Fala-se também dos clamores de justiça do território da Amazônia e se apresenta esta região, quase personalizada..., como um locus trheologicus, um lugar teológico, onde se vive a fé e o qual seria uma fonte nova de revelação de Deus (Cf. I.L. 18 e 19). Aqui encontramos um ponto problemático, de séria discussão, pois se atribui a um território particular e à luta pela justiça a categoria de nova fonte de revelação. Ou talvez: fonte de uma nova revelação?

Levemos em consideração que a palavra revelação no magistério eclesiástico e na teologia em geral é muito concreta e específica e significa a comunicação, desvelamento, manifestação que Deus fez de si mesmo à humanidade através de Jesus Cristo. Isso está muito claro no documento Dei Verbum, sobre a divina revelação, do Concílio Vaticano II (DV. 2). Sabemos que a revelação plena já teve lugar em Jesus Cristo, e não se pode utilizar em um documento oficial uma linguagem ambígua que escureça essa realidade teológica e doutrinal. O mínimo que se pode dizer é que é uma linguagem inapropriada e imprecisa, que sempre se deve evitar em um texto oficial. Bastaria falar simplesmente de manifestação de Deus. Uma das debilidades do texto é precisamente uma linguagem difusa, equívoca, imprecisa. Será necessário utilizar no Sínodo maior rigor conceitual, teológico e doutrinal.

DIÁLOGO E EVANGELIZAÇÃO

Nos parágrafos finais da primeira parte, o Instrumentum laboris aborda o tema do diálogo e da evangelização. Sem dúvida, é muito acertada a afirmação da necessidade do diálogo para evangelizar. Nosso Senhor Jesus Cristo dialogou com a samaritana. E assim nós devemos fazer hoje (Cf. I.L. 37). Mas o documento faz afirmações, à primeira vista, românticas ou excessivas. Apresenta-se a Amazônia como um paradigma para o pacto social do diálogo (I.L. 37); afirmando que são os povos da Amazônia, especialmente os pobres, os originários e culturalmente diferentes, os principais interlocutores e protagonistas do diálogo. Isso poderia ser aceito, se não fosse afirmado com um caráter excludente.

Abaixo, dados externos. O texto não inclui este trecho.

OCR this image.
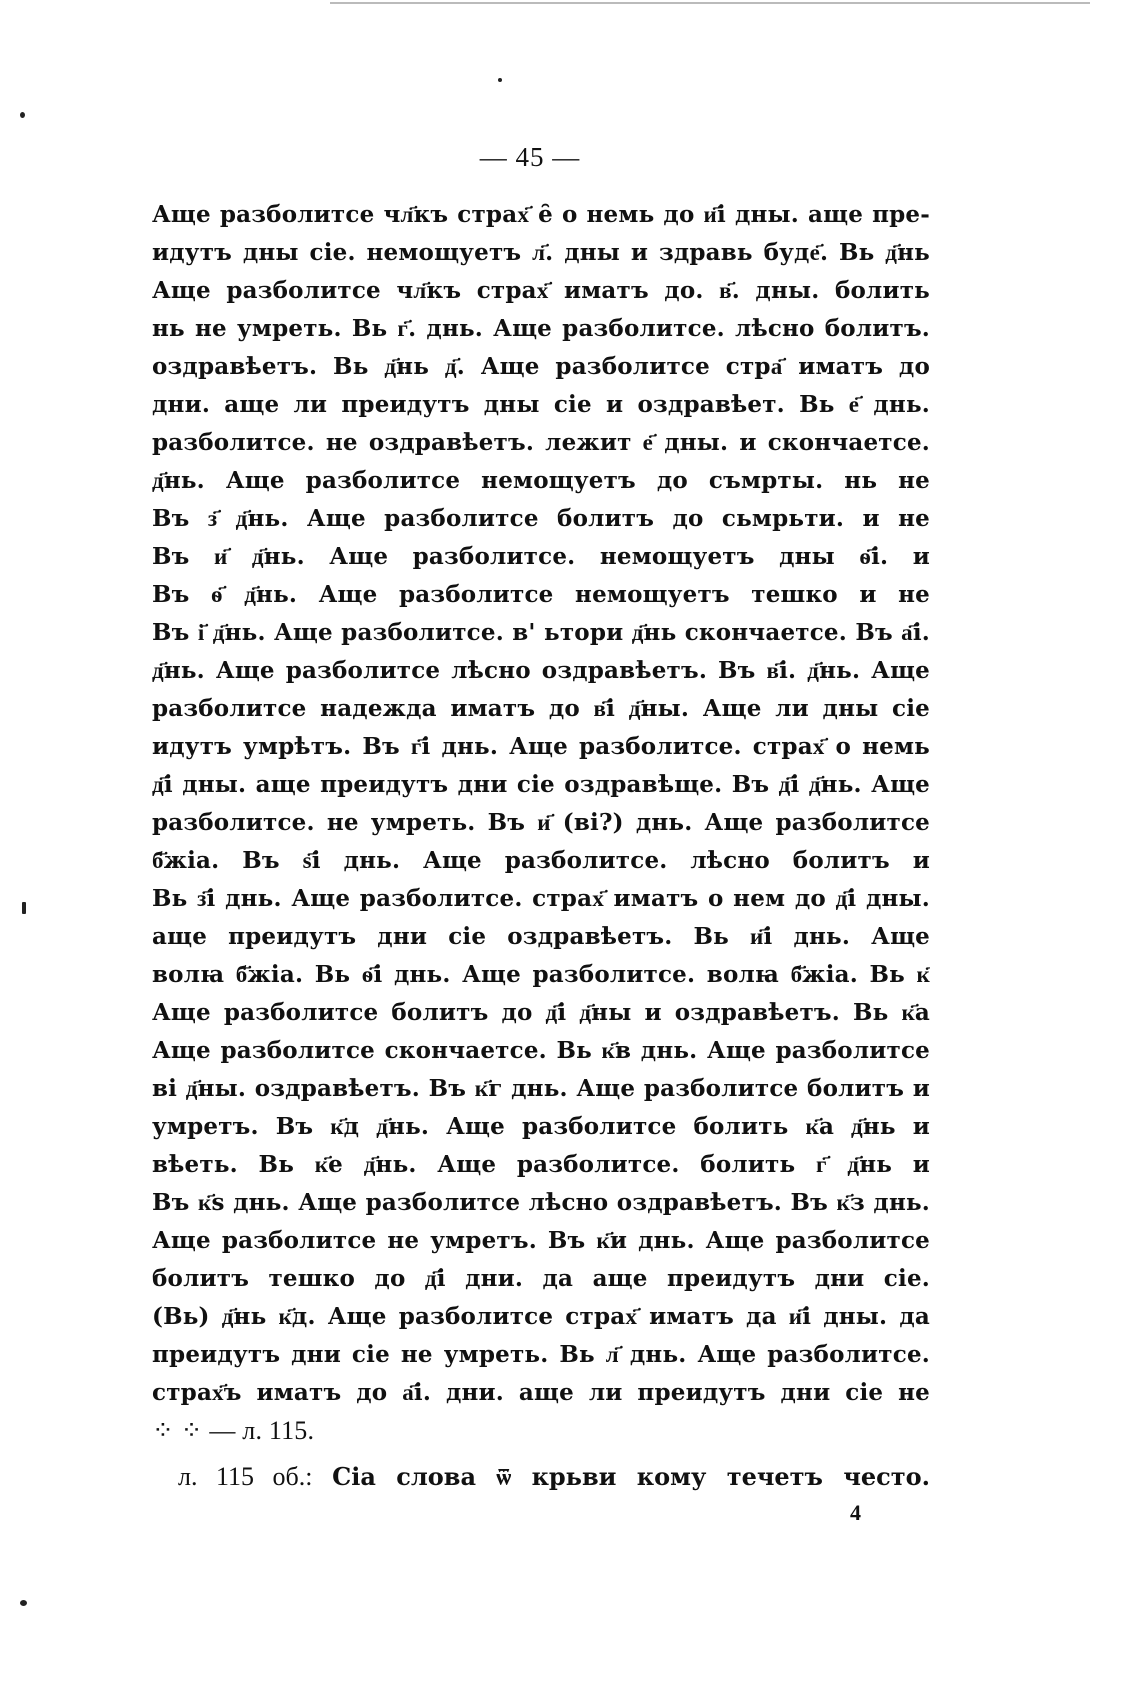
— 45 —
Аще разболитсе чл҃къ страх҃ е̑ о немь до и҃і дны. аще пре-
идутъ дны сіе. немощуетъ л҃. дны и здравь буде҃. Вь д҃нь
Аще разболитсе чл҃къ страх҃ иматъ до. в҃. дны. болить
нь не умреть. Вь г҃. днь. Аще разболитсе. лѣсно болитъ.
оздравѣетъ. Вь д҃нь д҃. Аще разболитсе стра҃ иматъ до
дни. аще ли преидутъ дны сіе и оздравѣет. Вь е҃ днь.
разболитсе. не оздравѣетъ. лежит е҃ дны. и скончаетсе.
д҃нь. Аще разболитсе немощуетъ до съмрты. нь не
Въ з҃ д҃нь. Аще разболитсе болитъ до сьмрьти. и не
Въ и҃ д҃нь. Аще разболитсе. немощуетъ дны ѳ҃і. и
Въ ѳ҃ д҃нь. Аще разболитсе немощуетъ тешко и не
Въ і҃ д҃нь. Аще разболитсе. в' ьтори д҃нь скончаетсе. Въ а҃і.
д҃нь. Аще разболитсе лѣсно оздравѣетъ. Въ в҃і. д҃нь. Аще
разболитсе надежда иматъ до в҃і д҃ны. Аще ли дны сіе
идутъ умрѣтъ. Въ г҃і днь. Аще разболитсе. страх҃ о немь
д҃і дны. аще преидутъ дни сіе оздравѣще. Въ д҃і д҃нь. Аще
разболитсе. не умреть. Въ и҃ (ві?) днь. Аще разболитсе
б҃жіа. Въ ѕ҃і днь. Аще разболитсе. лѣсно болитъ и
Вь з҃і днь. Аще разболитсе. страх҃ иматъ о нем до д҃і дны.
аще преидутъ дни сіе оздравѣетъ. Вь и҃і днь. Аще
волꙗ б҃жіа. Вь ѳ҃і днь. Аще разболитсе. волꙗ б҃жіа. Вь к҃
Аще разболитсе болитъ до д҃і д҃ны и оздравѣетъ. Вь к҃а
Аще разболитсе скончаетсе. Вь к҃в днь. Аще разболитсе
ві д҃ны. оздравѣетъ. Въ к҃г днь. Аще разболитсе болитъ и
умретъ. Въ к҃д д҃нь. Аще разболитсе болить к҃а д҃нь и
вѣеть. Вь к҃е д҃нь. Аще разболитсе. болить г҃ д҃нь и
Въ к҃ѕ днь. Аще разболитсе лѣсно оздравѣетъ. Въ к҃з днь.
Аще разболитсе не умретъ. Въ к҃и днь. Аще разболитсе
болитъ тешко до д҃і дни. да аще преидутъ дни сіе.
(Вь) д҃нь к҃д. Аще разболитсе страх҃ иматъ да и҃і дны. да
преидутъ дни сіе не умреть. Вь л҃ днь. Аще разболитсе.
страх҃ъ иматъ до а҃і. дни. аще ли преидутъ дни сіе не
⁘ ⁘ — л. 115.
л. 115 об.: Сіа слова ѿ крьви кому течетъ често.
4
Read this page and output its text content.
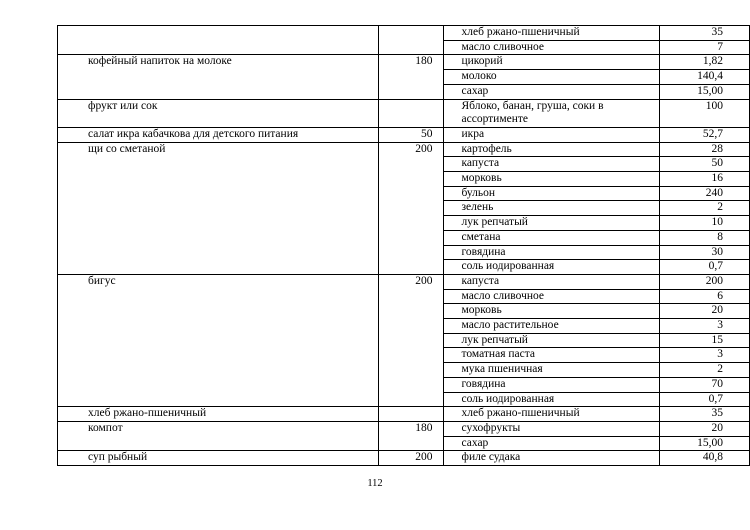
		хлеб ржано-пшеничный	35
		масло сливочное	7
кофейный напиток на молоке	180	цикорий	1,82
		молоко	140,4
		сахар	15,00
фрукт или сок		Яблоко, банан, груша, соки в ассортименте	100
салат икра кабачкова для детского питания	50	икра	52,7
щи со сметаной	200	картофель	28
		капуста	50
		морковь	16
		бульон	240
		зелень	2
		лук репчатый	10
		сметана	8
		говядина	30
		соль иодированная	0,7
бигус	200	капуста	200
		масло сливочное	6
		морковь	20
		масло растительное	3
		лук репчатый	15
		томатная паста	3
		мука пшеничная	2
		говядина	70
		соль иодированная	0,7
хлеб ржано-пшеничный		хлеб ржано-пшеничный	35
компот	180	сухофрукты	20
		сахар	15,00
суп рыбный	200	филе судака	40,8
112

Mas: um diálogo sem proposta de conversão, sem convite a acolher ao Jesus como o único salvador, como o redentor do ser humano ferido pelo pecado? Por que não se diz expressamente? Parece estar ausente do texto o entusiasmo ou uma maior consciência, precisamente, da necessidade de que a Igreja realize ali uma ação mais intensamente evangelizadora, vital para a Igreja em todas as partes. Isso deveria estar no centro, no coração do texto e, logo, do Sínodo: a revitalização da Igreja na Amazônia. Mas parece estar ausente ou está muito fracamente expressa esta urgência de levar adiante a missão evangelizadora da Igreja. Pelo contrário, é preciso acolher o que o Papa Francisco diz sobre a evangelização na Exortação Apostólica Evangelii gaudium, 14:

“A evangelização está essencialmente relacionada com a proclamação do Evangelho àqueles que não conhecem Jesus Cristo ou que sempre O recusaram... Todos têm o direito de receber o Evangelho. Os cristãos têm o dever de o anunciar, sem excluir ninguém, e não como quem impõe uma nova obrigação, mas como quem partilha uma alegria”.

É verdade que se fala de novos caminhos, mas esses caminhos parecem, sobretudo, consistir segundo o I.L. em um diálogo com sabedorias ancestrais e em uma firme defesa da ecologia e das populações originárias. Isso não basta. Não se insiste no anúncio mais explícito do kerygma, e em uma ação mais abertamente evangelizadora, santificadora e pastoral de implantação e crescimento da Igreja em toda a Amazônia, e não somente para as populações originárias. Este desequilíbrio é uma grande debilidade do texto que nós esperamos que os padres sinodais cheguem a superar em suas deliberações.

Aprofundaremos sobre isso em um próximo artigo.